Il romanticismo di chi scrive vorrebbe subito rimandare alle cave e ai cunicoli scavati nel sottosuolo del tessuto urbano di Torre Maura nel periodo della guerra: la borgata era letteralmente invasa dagli occupanti nazisti, a cui i fascisti davano man forte e ad ogni bombardamento la gente si riparava come meglio poteva. Pierina Nuvoli, attivista torremaurense e collaboratrice con le missioni estere delle Figlie del Sacro cuore di Gesù,  lo ha descritto insieme a Laura Dondolini nel libro pubblicato nel 2016 dall'editore "Civilmente": «Torre Maura. Storia di un quartiere attraverso la voce dei suoi abitanti» raccogliendo le voci di chi aveva vissuto quel periodo.

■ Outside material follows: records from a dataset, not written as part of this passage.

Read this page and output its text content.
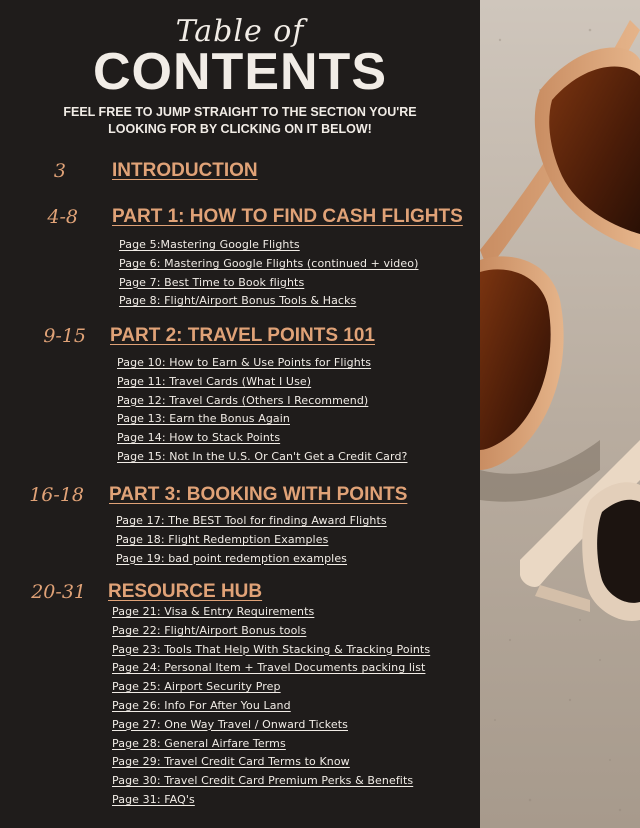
Table of
CONTENTS
FEEL FREE TO JUMP STRAIGHT TO THE SECTION YOU'RE LOOKING FOR BY CLICKING ON IT BELOW!
3 INTRODUCTION
4-8 PART 1: HOW TO FIND CASH FLIGHTS
Page 5:Mastering Google Flights
Page 6: Mastering Google Flights (continued + video)
Page 7: Best Time to Book flights
Page 8: Flight/Airport Bonus Tools & Hacks
9-15 PART 2: TRAVEL POINTS 101
Page 10: How to Earn & Use Points for Flights
Page 11: Travel Cards (What I Use)
Page 12: Travel Cards (Others I Recommend)
Page 13: Earn the Bonus Again
Page 14: How to Stack Points
Page 15: Not In the U.S. Or Can't Get a Credit Card?
16-18 PART 3: BOOKING WITH POINTS
Page 17: The BEST Tool for finding Award Flights
Page 18: Flight Redemption Examples
Page 19: bad point redemption examples
20-31 RESOURCE HUB
Page 21: Visa & Entry Requirements
Page 22: Flight/Airport Bonus tools
Page 23: Tools That Help With Stacking & Tracking Points
Page 24: Personal Item + Travel Documents packing list
Page 25: Airport Security Prep
Page 26: Info For After You Land
Page 27: One Way Travel / Onward Tickets
Page 28: General Airfare Terms
Page 29: Travel Credit Card Terms to Know
Page 30: Travel Credit Card Premium Perks & Benefits
Page 31: FAQ's
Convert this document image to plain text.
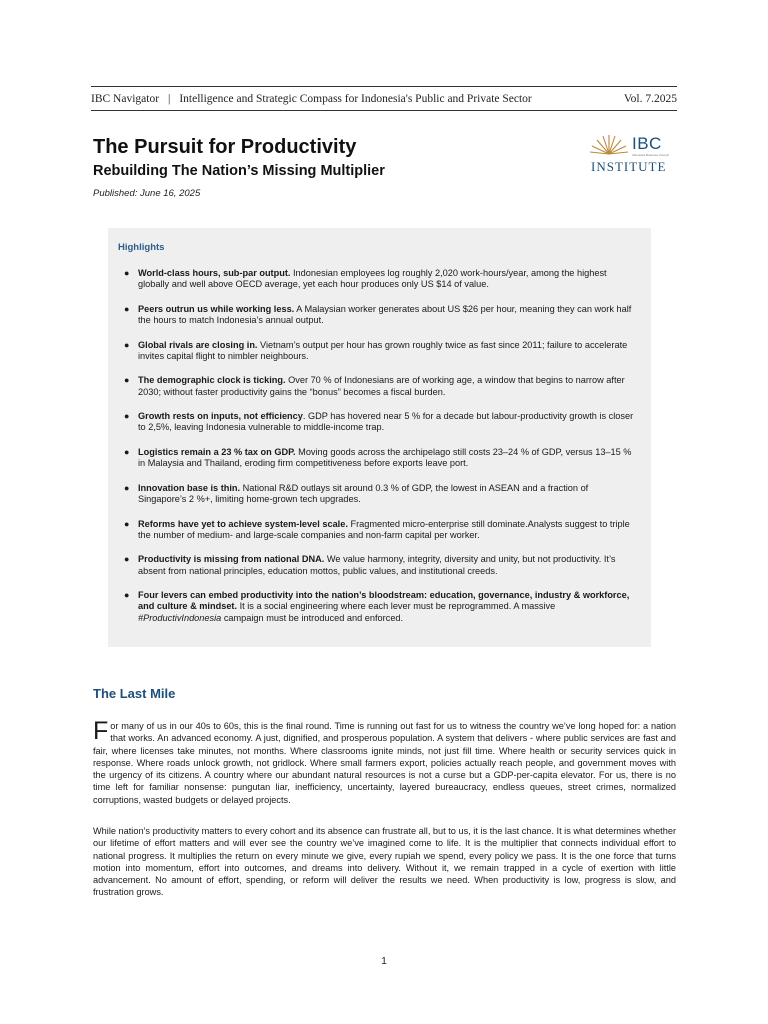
IBC Navigator | Intelligence and Strategic Compass for Indonesia's Public and Private Sector	Vol. 7.2025
The Pursuit for Productivity
Rebuilding The Nation’s Missing Multiplier
Published: June 16, 2025
IBC
Indonesia Business Council
INSTITUTE
Highlights
● World-class hours, sub-par output. Indonesian employees log roughly 2,020 work-hours/year, among the highest globally and well above OECD average, yet each hour produces only US $14 of value.
● Peers outrun us while working less. A Malaysian worker generates about US $26 per hour, meaning they can work half the hours to match Indonesia’s annual output.
● Global rivals are closing in. Vietnam’s output per hour has grown roughly twice as fast since 2011; failure to accelerate invites capital flight to nimbler neighbours.
● The demographic clock is ticking. Over 70 % of Indonesians are of working age, a window that begins to narrow after 2030; without faster productivity gains the “bonus” becomes a fiscal burden.
● Growth rests on inputs, not efficiency. GDP has hovered near 5 % for a decade but labour-productivity growth is closer to 2,5%, leaving Indonesia vulnerable to middle-income trap.
● Logistics remain a 23 % tax on GDP. Moving goods across the archipelago still costs 23–24 % of GDP, versus 13–15 % in Malaysia and Thailand, eroding firm competitiveness before exports leave port.
● Innovation base is thin. National R&D outlays sit around 0.3 % of GDP, the lowest in ASEAN and a fraction of Singapore’s 2 %+, limiting home-grown tech upgrades.
● Reforms have yet to achieve system-level scale. Fragmented micro-enterprise still dominate.Analysts suggest to triple the number of medium- and large-scale companies and non-farm capital per worker.
● Productivity is missing from national DNA. We value harmony, integrity, diversity and unity, but not productivity. It’s absent from national principles, education mottos, public values, and institutional creeds.
● Four levers can embed productivity into the nation’s bloodstream: education, governance, industry & workforce, and culture & mindset. It is a social engineering where each lever must be reprogrammed. A massive #ProductivIndonesia campaign must be introduced and enforced.
The Last Mile

For many of us in our 40s to 60s, this is the final round. Time is running out fast for us to witness the country we’ve long hoped for: a nation that works. An advanced economy. A just, dignified, and prosperous population. A system that delivers - where public services are fast and fair, where licenses take minutes, not months. Where classrooms ignite minds, not just fill time. Where health or security services quick in response. Where roads unlock growth, not gridlock. Where small farmers export, policies actually reach people, and government moves with the urgency of its citizens. A country where our abundant natural resources is not a curse but a GDP-per-capita elevator. For us, there is no time left for familiar nonsense: pungutan liar, inefficiency, uncertainty, layered bureaucracy, endless queues, street crimes, normalized corruptions, wasted budgets or delayed projects.

While nation’s productivity matters to every cohort and its absence can frustrate all, but to us, it is the last chance. It is what determines whether our lifetime of effort matters and will ever see the country we’ve imagined come to life. It is the multiplier that connects individual effort to national progress. It multiplies the return on every minute we give, every rupiah we spend, every policy we pass. It is the one force that turns motion into momentum, effort into outcomes, and dreams into delivery. Without it, we remain trapped in a cycle of exertion with little advancement. No amount of effort, spending, or reform will deliver the results we need. When productivity is low, progress is slow, and frustration grows.

1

Spicca, in tal senso, quello di Clelia Consalvi (classe 1932): «Durante i bombardamenti fuggivamo a ripararci presso le cave situate sul luogo dove successivamente fu costruita Villa Irma [attuale Policlinico Casilino ndr]». Stesse testimonianze - è facile immaginare - si siano tramandate nel corso delle generazioni di padre in figlio e di madre in figlia riguardo i ricordi di guerra e post-bellici. È facile ipotizzare come le cave per sfuggire ai bombardamenti siano state "create" (à la "male e peggio") anche in Via dei colombi in quanto, stando alla testimonianza libraria del libro di Nuvoli-Dondolini, l'Istituto delle Suore minime e la relativa chiesa venne edificato nel 1936, quattro anni prima la dichiarazione di guerra. Non era un luogo urbanizzato, né come ce lo immaginiamo noi ora, tuttavia iniziavano a sorgere insediamenti di a ridosso di quella che è la main street torremaurense.
Se immaginiamo come gli insediamenti a ridosso di Via dei colombi iniziassero a sorgere nel periodo antecedente al secondo conflitto bellico, altrettanto facilmente ne discende il ragionamento della conseguente necessità di riparazione degli abitanti della borgata nascente al momento dei bombardamenti. Verrebbe quasi da dire che, ecco, deve essere proprio così: al di sotto di Via dei colombi c'è davvero poco o niente a sostenere il tutto, dato che ogni volta che transita un camion o un autobus i palazzi antistanti la via tremano.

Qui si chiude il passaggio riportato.